1. Installation and Setup with veRL

In [8]:
# First, let's try to install veRL correctly
# !pip uninstall -y vel-rl vel  # Clean any existing installations
!pip install git+https://github.com/facebookresearch/vel.git # Commented out due to git clone error

# If the above doesn't work, let's use a more reliable approach
!pip install stable-baselines3
!pip install gym
!pip install shimmy>=0.2.1 # Install shimmy for Gym compatibility with Stable-Baselines3

import torch
import numpy as np
from transformers import AutoTokenizer, AutoModelForCausalLM
from datasets import Dataset
from sentence_transformers import SentenceTransformer, util
import random
import gym
from stable_baselines3 import PPO
from stable_baselines3.common.env_util import make_vec_env
from stable_baselines3.common.vec_env import DummyVecEnv
from stable_baselines3.common.callbacks import BaseCallback



  return datetime.utcnow().replace(tzinfo=utc)
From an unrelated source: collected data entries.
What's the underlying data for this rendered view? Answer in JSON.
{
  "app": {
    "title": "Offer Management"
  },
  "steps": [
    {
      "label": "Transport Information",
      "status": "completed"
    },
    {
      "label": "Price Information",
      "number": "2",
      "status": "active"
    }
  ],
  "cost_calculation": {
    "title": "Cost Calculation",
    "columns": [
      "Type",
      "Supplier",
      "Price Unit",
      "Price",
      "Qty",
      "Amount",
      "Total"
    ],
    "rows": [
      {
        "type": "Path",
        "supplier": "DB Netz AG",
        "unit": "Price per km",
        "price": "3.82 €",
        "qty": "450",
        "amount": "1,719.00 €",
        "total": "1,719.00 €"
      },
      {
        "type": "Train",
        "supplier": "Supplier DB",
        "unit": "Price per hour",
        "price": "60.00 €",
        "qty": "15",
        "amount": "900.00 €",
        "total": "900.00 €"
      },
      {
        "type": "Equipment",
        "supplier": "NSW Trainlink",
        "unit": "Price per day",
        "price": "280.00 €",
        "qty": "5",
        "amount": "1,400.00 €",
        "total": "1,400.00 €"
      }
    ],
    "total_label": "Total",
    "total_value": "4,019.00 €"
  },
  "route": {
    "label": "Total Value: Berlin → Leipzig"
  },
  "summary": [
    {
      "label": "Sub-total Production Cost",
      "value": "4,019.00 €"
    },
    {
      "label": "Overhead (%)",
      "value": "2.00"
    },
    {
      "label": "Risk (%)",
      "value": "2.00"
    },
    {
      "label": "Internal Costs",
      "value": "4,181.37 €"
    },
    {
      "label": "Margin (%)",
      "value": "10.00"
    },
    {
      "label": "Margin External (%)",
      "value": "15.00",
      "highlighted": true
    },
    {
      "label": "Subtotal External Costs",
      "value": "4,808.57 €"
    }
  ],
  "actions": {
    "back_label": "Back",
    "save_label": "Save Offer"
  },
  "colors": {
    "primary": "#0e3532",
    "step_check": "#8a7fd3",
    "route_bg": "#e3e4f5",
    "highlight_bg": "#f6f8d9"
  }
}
2. Create Education Dataset

In [4]:
def create_education_dataset():
    data = [
        {
            "question": "What is photosynthesis?",
            "expected_response": "Photosynthesis is the process where plants use sunlight, water and carbon dioxide to create oxygen and energy in the form of sugar.",
            "difficulty": "beginner"
        },
        {
            "question": "Solve 2x + 5 = 15",
            "expected_response": "First, subtract 5 from both sides: 2x = 10. Then divide both sides by 2: x = 5",
            "difficulty": "intermediate"
        },
        {
            "question": "What is Newton's first law of motion?",
            "expected_response": "Newton's first law states that an object at rest stays at rest and an object in motion stays in motion with the same speed and in the same direction unless acted upon by an unbalanced force.",
            "difficulty": "intermediate"
        },
        {
            "question": "Explain the water cycle",
            "expected_response": "The water cycle describes how water evaporates from the Earth's surface, rises into the atmosphere, cools and condenses into rain or snow in clouds, and falls again to the surface as precipitation.",
            "difficulty": "beginner"
        },
        {
            "question": "What is the Pythagorean theorem?",
            "expected_response": "The Pythagorean theorem states that in a right triangle, the square of the hypotenuse is equal to the sum of the squares of the other two sides: a¬≤ + b¬≤ = c¬≤",
            "difficulty": "intermediate"
        },
        {
            "question": "What causes seasons on Earth?",
            "expected_response": "Seasons are caused by the tilt of Earth's axis as it orbits the Sun, not by changes in distance from the Sun.",
            "difficulty": "intermediate"
        },
        {
            "question": "How do plants reproduce?",
            "expected_response": "Plants can reproduce sexually through flowers and seeds, or asexually through methods like runners, bulbs, or cuttings.",
            "difficulty": "beginner"
        }
    ]
    return Dataset.from_list(data)

education_dataset = create_education_dataset()
print("Education dataset created with", len(education_dataset), "samples")
print("\nSample data:")
for i in range(2):
    print(f"Q: {education_dataset[i]['question']}")
    print(f"A: {education_dataset[i]['expected_response']}\n")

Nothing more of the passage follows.